Consider the Crayfish: The Best Aquatic Pet (That's Not a Fish)
A fish tank is both a livable habitat for your new best friend and a decorative piece of furniture. Fish are cool and all, but we think you can do better. How about a lobster?
Okay, well it's technically a crayfish. These little ones are delicious in a New Orleans bake, but if you're grossed out by declawing, we think they make pretty great pets, too. Here's how to take care of your new pet crayfish.
1. Get a proper tank.
Crayfish thrive in 5 to 10 gallon tanks between 70 and 75 degrees Fahrenheit with a pH of 7.0. Also, make sure it's properly aerated and filtered. You must partially change the water each week -- it's like making the bed for the crayfish. Stick to one crayfish per tank at first, because you want to make sure the little one has enough space to hide and keep to itself. Also, if you must get a cray-friend for your crayfish, make sure it's a different species, or else they'll fight to the death.

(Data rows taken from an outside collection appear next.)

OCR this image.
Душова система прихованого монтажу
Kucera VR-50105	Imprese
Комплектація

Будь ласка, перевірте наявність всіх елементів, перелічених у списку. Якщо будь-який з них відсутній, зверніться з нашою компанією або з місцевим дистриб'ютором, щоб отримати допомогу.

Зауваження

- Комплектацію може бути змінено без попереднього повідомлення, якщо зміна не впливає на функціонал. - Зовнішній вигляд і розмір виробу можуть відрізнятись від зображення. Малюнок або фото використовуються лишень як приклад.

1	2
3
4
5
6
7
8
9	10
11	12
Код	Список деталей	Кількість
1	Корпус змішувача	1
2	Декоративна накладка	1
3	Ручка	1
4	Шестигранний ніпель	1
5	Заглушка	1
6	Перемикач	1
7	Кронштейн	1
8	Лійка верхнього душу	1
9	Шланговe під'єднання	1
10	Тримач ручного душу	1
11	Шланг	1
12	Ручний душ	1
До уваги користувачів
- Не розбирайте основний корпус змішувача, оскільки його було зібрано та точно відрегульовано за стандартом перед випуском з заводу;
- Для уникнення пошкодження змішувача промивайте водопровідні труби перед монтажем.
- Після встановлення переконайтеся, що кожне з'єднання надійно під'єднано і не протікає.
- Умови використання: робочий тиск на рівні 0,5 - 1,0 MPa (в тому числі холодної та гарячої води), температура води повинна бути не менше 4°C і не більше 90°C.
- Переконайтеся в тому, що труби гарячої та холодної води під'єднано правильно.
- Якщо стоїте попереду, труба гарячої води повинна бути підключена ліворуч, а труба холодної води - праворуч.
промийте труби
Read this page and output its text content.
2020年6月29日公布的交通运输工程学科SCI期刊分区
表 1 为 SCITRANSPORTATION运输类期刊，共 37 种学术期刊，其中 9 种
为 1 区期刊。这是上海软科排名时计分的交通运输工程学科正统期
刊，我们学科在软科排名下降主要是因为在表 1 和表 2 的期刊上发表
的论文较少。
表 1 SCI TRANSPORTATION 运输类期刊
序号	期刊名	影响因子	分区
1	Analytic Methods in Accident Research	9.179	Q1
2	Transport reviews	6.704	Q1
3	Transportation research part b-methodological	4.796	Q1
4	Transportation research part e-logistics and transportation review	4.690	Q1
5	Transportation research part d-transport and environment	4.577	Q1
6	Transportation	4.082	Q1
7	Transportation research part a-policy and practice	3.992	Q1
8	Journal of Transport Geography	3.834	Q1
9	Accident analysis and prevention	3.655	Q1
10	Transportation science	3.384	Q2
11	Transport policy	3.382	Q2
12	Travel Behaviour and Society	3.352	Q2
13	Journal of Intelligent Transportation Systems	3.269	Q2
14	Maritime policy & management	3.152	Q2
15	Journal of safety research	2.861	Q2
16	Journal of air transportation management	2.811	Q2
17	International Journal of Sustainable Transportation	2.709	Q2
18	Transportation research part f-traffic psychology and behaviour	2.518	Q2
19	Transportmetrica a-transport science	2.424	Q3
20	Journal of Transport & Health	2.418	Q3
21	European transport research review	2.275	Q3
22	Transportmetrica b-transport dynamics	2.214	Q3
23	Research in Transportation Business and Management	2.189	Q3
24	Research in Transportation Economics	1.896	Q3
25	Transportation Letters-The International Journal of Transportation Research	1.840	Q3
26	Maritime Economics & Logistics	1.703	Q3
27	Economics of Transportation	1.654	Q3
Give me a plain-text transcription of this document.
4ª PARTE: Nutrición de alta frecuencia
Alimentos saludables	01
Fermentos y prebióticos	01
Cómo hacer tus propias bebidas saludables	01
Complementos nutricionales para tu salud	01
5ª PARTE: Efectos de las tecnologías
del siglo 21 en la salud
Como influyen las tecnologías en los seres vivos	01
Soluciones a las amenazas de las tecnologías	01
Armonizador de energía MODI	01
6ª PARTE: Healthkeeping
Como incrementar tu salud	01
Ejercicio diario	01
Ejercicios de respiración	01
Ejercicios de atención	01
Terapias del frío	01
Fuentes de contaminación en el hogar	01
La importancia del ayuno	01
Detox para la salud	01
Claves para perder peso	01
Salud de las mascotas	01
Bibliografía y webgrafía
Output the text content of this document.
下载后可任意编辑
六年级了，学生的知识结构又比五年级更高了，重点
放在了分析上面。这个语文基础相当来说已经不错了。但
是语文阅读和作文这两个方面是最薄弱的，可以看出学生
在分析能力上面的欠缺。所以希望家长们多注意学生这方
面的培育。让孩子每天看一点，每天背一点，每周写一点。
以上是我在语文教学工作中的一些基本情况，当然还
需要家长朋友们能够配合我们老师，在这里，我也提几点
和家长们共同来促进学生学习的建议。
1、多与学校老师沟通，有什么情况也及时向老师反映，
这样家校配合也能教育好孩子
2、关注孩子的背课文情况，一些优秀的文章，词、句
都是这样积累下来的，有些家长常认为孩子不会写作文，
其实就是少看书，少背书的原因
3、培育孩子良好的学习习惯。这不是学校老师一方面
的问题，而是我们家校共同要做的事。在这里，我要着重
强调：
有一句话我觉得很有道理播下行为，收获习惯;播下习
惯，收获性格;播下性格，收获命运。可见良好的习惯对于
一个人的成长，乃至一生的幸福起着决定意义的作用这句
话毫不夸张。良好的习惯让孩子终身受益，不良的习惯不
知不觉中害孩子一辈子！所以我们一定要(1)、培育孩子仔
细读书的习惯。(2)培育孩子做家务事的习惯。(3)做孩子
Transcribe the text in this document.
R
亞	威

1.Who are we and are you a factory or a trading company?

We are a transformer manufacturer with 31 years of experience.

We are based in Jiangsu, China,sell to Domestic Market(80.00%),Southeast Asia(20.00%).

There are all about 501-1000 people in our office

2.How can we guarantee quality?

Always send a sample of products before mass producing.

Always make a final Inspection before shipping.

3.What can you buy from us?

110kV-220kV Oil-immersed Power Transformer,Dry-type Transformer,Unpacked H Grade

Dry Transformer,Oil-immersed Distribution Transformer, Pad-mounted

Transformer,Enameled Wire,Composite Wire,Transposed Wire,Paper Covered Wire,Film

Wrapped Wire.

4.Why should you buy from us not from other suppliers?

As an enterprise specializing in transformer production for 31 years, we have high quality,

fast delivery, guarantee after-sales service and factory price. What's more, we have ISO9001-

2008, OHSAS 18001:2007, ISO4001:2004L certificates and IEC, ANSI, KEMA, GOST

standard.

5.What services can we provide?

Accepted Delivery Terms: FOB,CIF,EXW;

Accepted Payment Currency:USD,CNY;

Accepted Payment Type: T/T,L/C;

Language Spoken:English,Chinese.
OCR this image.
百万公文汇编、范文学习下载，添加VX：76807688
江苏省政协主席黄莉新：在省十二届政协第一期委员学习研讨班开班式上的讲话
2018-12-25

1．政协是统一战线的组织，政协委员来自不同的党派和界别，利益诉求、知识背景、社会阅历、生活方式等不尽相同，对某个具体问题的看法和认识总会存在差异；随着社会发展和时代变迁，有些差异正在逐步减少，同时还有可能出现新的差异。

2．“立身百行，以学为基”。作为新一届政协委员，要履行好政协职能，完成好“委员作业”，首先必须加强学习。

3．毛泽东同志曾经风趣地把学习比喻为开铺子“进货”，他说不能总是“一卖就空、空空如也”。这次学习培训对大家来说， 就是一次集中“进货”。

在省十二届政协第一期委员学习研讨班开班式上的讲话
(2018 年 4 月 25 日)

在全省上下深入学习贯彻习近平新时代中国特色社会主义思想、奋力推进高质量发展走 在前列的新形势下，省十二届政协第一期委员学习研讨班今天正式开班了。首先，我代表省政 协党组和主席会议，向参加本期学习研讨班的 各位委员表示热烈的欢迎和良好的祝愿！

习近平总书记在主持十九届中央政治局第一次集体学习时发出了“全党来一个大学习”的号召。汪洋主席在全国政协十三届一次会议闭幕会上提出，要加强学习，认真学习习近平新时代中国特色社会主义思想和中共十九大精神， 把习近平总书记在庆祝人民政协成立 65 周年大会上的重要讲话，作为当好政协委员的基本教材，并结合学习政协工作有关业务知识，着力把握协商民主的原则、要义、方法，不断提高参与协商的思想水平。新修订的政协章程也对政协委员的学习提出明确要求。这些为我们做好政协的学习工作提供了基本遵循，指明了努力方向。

2. Get the Feng Shui going on.
Time to establish tank ambiance. Make it dark, with lots of places to hide like fake plants and rocks and stuff.
3. Nom nom nom.
Crayfish need sinking shrimp pellets as a staple, but they are also gourmands and like to feast on cabbage leaves, zucchini, shelled peas, brine shrimp, and also (on occasion) cooked chicken!
4. It's molting time!
Your crayfish will molt every once in awhile, or shed its hard exoskeleton. But don't take the shell out of the tank! They actually eat this exoskeleton in order to strengthen their new forming skin. Don't feed your cray during the molting season.
5. Stop that escape artist.
If your crayfish tries to escape, don't place it right back into the tank because its gills have to get used to the water again. Fill a bucket with a small amount of water to just cover the cray, and then add a rock for comfort. Then hold your cray upside down on the surface of the water. If all is well, your cray is ready for the tank.
These non-fish cuties are an easy choice for a unique aquatic pet. You can find them at your local tropical fish store ranging from three to twenty dollars, depending on the rareness of the species. We hope you enjoy your new best friend!